Dassault in 1998 received a two-year suspended prison sentence in Belgium for bribing members of the Socialist Party to win a helicopter deal.


 Dassault’s Rafale aircraft won the Indian MMRCA contract in 2012, its first foreign fighter aircraft sale and the company is currently vying to supply jets to the UAE.  It will be interesting to see how India will view Dassault’s latest trouble with the law.


 While there is no direct link between Serge Dassault’s present and past brushes with the law and bids for military and civilian aircraft contracts abroad, it could be hugely embarrassing for India if Serge Dassault’s questionable ethics dominate world headlines.


 New Delhi maintains zero tolerance to corruption in defence procurement and recently disbanded a helicopter contract with AgustaWestland merely on allegations of bribery without the outcome an investigation in India and Italy.

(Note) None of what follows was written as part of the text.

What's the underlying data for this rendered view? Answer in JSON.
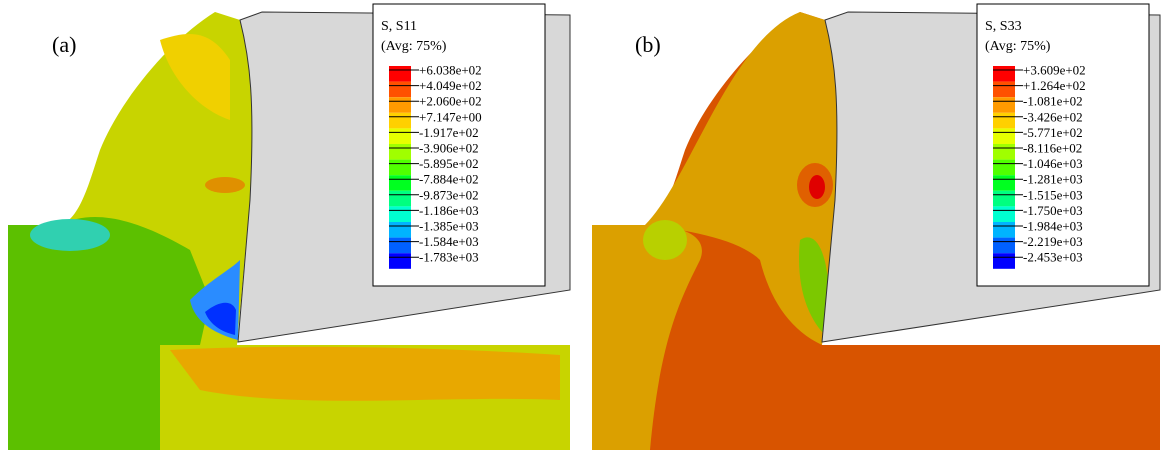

Speculation was rife in the past year that the future of the defense side of Dassault could form part of a bigger consolidation with either Thales or Safran. However, the current status of this proposal remains unclear.


According to reports, the 88-year-old Dassault is “accused of running the suburb like a mafia don” and is currently is being questioned in the western Paris suburb of Nanterre.

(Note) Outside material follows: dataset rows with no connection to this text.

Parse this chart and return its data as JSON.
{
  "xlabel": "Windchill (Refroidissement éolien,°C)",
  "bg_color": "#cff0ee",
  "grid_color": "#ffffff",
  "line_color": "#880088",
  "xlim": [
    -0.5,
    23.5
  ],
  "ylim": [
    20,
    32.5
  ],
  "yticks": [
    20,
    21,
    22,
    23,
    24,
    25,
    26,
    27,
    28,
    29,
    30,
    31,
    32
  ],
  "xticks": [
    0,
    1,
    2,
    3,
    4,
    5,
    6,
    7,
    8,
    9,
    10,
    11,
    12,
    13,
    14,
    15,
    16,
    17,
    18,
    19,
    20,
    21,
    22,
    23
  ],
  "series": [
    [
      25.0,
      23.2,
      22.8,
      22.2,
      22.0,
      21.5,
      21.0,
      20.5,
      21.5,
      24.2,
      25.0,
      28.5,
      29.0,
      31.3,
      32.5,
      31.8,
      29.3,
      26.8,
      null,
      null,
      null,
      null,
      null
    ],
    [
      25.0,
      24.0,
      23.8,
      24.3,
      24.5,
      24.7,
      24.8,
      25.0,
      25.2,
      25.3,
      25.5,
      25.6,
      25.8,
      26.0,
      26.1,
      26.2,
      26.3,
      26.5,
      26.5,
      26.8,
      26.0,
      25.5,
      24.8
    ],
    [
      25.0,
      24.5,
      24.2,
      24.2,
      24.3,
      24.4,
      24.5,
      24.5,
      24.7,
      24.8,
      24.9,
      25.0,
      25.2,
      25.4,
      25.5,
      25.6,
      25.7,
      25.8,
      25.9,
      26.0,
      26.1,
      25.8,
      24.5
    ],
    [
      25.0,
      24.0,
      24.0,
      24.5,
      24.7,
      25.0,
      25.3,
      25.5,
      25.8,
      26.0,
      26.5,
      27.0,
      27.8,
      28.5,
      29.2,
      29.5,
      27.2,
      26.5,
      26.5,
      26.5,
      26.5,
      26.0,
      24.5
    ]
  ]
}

The move comes a week after Dassault's parliamentary immunity was lifted, according to the Associated Press.


Dassault is suspected of “operating an extensive system of vote buying which influenced the outcome of three mayoral elections in Corbeil in 2008, 2009 and 2010, which were won either by Dassault or by his successor and close associate Jean-Pierre Bechter,” the report adds.


The vote-buying inquiry is connected to two shootings (considered to be attempted murder by the police) which took place is Corbeil.


As well as the alleged vote buying, Dassault could be charged with money laundering and misuse of public assets -- sufficiently serious crimes to raise the possibility of a prison term, the report said.


"I can prove my total innocence in these so-called buying of votes, accusations that have been invented by my political adversaries," Dassault was quoted as saying. "I am ready to cross this step".


Investigating judges are focusing on huge sums of money transferred between France and Lebanon, including one totalling €18m, which they suspect could have been used to buy votes. Of this sum, about €3m was sent back to France, according to The Guardian.